Ebenso gelungen wie das Skript, sind auch Produktion und Regie von Stephan Bosenius und Marc Gruppe. Allein schon die Geräuschkulisse ist atemberaubend realistisch. In der Baker Street wird mit der Zeitung geraschelt, beim gemeinsamen Teetrinken klimpert der Löffel in der Tasse, ein wärmendes Kaminfeuer prasselt leise vor sich hin, und das Hantieren mit Papieren klingt natürlich anders als das Auseinanderfalten der Versicherungspolice. Ebenso opulent ist auch der Ort des Geschehens, Ashington Manor, in Szene gesetzt. Der weitläufige Park ist mit dem Gesang diverser Vögel erfüllt, ein rufender Kuckuck ist zu hören, und ein leiser Wind streicht durch Bäume und Gräser. In der Dämmerung bekommt man dann diverse Vögel wie Eulen und Krähen zu Gehör. Besonders gelungen sind die Schrittgeräusche, anhand derer man als Hörer direkt weiß, ob sich die Protagonisten auf einem Kiesweg oder auf einer festen Straße befinden. Wie immer sind es aber die allerkleinsten Töne, die ein Titania-Hörspiel zum Erlebnis machen. Dazu zählt unter anderem das leise Klickern beim Ablegen der Giftprobe auf den Tisch, das Verrücken der Gläser auf selbigem, um ein wenig Platz zu machen, oder das Zuschnappen der Handschellen.

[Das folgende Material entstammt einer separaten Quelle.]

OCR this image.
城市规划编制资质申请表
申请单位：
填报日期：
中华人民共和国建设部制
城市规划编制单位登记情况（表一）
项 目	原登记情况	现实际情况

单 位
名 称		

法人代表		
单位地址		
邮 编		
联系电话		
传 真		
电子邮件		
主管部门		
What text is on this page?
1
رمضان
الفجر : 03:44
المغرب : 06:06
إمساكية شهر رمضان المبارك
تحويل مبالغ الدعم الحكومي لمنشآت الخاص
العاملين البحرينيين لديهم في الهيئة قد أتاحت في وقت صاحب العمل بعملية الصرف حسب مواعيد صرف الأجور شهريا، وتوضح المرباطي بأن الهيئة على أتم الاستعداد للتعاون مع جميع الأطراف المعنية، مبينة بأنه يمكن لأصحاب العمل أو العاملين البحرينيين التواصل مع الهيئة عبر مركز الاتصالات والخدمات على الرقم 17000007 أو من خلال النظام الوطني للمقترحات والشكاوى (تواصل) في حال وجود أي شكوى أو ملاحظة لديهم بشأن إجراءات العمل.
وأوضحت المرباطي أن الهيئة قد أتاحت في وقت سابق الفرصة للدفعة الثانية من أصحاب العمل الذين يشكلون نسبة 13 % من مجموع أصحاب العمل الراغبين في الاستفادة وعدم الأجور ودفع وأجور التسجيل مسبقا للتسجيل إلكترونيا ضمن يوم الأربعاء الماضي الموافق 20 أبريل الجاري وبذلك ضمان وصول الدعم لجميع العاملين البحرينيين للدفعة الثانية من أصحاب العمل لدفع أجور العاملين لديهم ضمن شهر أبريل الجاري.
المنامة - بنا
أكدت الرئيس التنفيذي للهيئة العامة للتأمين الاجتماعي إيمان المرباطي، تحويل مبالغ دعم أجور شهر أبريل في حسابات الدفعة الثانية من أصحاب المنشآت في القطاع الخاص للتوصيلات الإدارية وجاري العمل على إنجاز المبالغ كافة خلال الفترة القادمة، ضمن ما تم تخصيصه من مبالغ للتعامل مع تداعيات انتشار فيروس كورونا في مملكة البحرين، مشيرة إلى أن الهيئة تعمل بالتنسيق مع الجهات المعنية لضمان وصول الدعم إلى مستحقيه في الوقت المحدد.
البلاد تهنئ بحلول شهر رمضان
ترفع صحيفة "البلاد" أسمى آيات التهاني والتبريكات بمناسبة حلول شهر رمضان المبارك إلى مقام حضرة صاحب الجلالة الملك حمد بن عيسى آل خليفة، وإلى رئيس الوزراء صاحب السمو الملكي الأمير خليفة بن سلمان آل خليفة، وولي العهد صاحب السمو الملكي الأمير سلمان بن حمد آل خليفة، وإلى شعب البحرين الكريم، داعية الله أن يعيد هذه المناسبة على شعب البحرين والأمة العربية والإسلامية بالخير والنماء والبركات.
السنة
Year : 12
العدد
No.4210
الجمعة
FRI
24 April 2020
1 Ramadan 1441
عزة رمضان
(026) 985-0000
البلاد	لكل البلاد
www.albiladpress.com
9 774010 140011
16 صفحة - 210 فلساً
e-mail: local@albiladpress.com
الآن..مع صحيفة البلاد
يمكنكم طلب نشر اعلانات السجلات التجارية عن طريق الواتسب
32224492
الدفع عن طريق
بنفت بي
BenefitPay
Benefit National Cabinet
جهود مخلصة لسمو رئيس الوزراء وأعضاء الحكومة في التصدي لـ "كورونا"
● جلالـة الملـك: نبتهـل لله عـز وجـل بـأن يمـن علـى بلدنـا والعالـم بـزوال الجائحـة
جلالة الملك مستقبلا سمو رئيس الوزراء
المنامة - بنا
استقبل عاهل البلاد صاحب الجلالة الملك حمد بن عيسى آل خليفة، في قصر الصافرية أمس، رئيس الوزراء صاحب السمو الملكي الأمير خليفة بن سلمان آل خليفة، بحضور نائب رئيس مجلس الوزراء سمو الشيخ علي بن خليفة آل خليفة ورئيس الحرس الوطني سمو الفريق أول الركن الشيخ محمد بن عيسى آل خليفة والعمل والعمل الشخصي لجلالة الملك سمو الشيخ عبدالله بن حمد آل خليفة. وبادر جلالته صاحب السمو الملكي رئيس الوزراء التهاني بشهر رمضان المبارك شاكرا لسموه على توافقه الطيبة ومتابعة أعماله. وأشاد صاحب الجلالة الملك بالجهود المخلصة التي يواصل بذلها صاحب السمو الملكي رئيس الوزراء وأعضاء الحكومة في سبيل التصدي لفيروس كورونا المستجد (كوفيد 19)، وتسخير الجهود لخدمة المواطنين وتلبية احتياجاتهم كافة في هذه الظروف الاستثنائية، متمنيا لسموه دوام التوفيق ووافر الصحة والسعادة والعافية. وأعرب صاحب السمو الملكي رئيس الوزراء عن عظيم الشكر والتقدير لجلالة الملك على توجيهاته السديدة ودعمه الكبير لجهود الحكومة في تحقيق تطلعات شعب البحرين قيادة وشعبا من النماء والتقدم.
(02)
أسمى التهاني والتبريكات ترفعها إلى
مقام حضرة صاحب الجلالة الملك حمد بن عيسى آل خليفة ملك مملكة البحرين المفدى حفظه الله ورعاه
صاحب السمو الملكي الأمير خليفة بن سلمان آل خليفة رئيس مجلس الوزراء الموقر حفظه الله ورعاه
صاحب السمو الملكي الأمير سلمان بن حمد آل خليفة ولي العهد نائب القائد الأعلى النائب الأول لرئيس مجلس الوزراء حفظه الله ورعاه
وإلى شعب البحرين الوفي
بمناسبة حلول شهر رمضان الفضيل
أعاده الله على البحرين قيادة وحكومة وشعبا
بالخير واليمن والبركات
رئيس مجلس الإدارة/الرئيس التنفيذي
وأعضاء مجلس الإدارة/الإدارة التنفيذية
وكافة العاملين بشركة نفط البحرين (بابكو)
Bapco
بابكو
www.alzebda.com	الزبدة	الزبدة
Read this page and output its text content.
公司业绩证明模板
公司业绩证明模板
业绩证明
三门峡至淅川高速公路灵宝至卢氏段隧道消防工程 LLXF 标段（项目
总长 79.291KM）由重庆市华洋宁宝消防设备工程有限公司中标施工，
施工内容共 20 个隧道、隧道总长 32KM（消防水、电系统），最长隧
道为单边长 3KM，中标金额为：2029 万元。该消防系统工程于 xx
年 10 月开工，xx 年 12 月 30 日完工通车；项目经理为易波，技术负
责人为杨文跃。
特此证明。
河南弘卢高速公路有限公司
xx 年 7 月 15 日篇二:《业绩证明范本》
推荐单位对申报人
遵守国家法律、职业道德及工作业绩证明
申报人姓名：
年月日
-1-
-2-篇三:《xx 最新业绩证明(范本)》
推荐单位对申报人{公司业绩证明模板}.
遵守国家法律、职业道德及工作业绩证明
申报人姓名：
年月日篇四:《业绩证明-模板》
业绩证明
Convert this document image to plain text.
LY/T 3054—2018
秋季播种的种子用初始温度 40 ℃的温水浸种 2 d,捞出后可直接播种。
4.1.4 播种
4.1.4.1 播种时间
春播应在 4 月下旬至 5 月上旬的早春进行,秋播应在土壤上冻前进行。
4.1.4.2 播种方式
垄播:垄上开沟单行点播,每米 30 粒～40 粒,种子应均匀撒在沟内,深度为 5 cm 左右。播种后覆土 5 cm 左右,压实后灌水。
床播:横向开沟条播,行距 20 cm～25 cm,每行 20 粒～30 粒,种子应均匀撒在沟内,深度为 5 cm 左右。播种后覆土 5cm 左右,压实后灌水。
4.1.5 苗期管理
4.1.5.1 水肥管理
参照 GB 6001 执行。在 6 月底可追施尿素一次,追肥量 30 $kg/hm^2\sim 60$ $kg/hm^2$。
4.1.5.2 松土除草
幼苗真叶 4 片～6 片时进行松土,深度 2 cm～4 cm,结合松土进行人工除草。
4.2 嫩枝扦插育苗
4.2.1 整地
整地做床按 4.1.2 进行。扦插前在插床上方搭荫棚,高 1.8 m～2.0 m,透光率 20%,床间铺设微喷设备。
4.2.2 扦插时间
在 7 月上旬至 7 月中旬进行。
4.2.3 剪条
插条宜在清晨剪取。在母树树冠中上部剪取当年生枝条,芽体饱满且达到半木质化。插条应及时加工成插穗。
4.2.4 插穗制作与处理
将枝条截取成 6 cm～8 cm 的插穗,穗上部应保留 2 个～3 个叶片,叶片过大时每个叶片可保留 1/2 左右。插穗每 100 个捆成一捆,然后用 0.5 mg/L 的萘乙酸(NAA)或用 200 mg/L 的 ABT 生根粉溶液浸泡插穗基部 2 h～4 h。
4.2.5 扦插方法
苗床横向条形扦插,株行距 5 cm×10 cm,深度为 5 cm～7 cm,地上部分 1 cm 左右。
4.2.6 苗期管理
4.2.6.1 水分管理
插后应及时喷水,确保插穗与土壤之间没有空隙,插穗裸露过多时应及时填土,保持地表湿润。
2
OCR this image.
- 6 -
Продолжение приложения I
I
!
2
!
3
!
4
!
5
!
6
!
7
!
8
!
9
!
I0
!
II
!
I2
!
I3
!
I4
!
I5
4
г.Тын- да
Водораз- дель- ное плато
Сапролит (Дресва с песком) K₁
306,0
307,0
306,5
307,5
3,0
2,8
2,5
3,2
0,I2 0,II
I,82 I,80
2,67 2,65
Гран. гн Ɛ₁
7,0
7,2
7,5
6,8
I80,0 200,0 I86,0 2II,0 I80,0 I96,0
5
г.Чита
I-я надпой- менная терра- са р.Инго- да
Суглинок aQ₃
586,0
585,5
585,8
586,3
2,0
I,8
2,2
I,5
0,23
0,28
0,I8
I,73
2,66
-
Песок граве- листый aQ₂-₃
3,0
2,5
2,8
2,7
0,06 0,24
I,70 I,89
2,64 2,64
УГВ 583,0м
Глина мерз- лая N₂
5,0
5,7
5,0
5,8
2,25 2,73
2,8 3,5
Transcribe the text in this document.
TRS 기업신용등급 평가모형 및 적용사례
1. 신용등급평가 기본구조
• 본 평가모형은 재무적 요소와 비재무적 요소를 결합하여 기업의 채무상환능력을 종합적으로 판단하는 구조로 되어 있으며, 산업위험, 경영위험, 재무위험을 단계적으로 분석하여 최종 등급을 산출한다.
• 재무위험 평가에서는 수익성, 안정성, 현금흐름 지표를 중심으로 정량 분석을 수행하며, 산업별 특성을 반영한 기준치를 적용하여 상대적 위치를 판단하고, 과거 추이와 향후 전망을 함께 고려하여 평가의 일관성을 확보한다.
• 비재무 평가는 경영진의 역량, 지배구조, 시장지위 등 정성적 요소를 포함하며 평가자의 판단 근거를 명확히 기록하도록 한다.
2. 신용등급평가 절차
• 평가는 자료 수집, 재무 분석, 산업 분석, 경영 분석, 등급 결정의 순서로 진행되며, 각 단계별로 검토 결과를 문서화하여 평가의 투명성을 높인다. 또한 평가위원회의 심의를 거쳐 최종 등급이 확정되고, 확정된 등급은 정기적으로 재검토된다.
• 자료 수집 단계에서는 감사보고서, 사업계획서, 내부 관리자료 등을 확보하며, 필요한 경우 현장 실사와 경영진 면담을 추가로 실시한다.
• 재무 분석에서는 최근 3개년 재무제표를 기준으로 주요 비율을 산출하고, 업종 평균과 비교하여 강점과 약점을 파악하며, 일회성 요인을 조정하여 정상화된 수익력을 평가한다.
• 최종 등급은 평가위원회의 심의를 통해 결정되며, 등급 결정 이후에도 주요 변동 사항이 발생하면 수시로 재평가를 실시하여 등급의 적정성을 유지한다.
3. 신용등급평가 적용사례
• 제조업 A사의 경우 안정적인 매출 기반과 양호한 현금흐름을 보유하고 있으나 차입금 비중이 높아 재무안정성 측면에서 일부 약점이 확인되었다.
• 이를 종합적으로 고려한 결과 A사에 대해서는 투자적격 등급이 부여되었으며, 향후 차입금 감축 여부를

Mindestens ebenso beeindruckend fallen aber auch die musikalische Untermalung der einzelnen Szenen bzw. die Melodien dazwischen aus. Neben der Titelmelodie, die man schon fast als Erkennungszeichen der Serie ansehen kann, gibt es noch diverse Stücke, die mal harmonisch, mal geheimnisvoll ausfallen, je nachdem, was die Handlung gerade verlangt. Die einzelnen Weisen werden größtenteils mit zum Zeitcolorit passenden Instrumenten wie Geige, Klavier oder diverse weitere Streich- und Blasinstrumente intoniert. Aber auch der Synthesizer kommt zum Einsatz, wenn Bedarf an düsteren, teilweise bedrohlich wirkenden Sounds besteht. Daß die Titelmelodie zum Ausklang des Hörspiels noch einmal eingespielt wird, hat mir gut gefallen, zumal damit der Bogen zum Anfang geschlagen wird. Wie üblich bei Titania, gibt es hier keine Effekthascherei, lediglich ein wenig Hall wird eingesetzt. Das bringt mich auch zum einzigen, wenn auch kleinen Kritikpunkt.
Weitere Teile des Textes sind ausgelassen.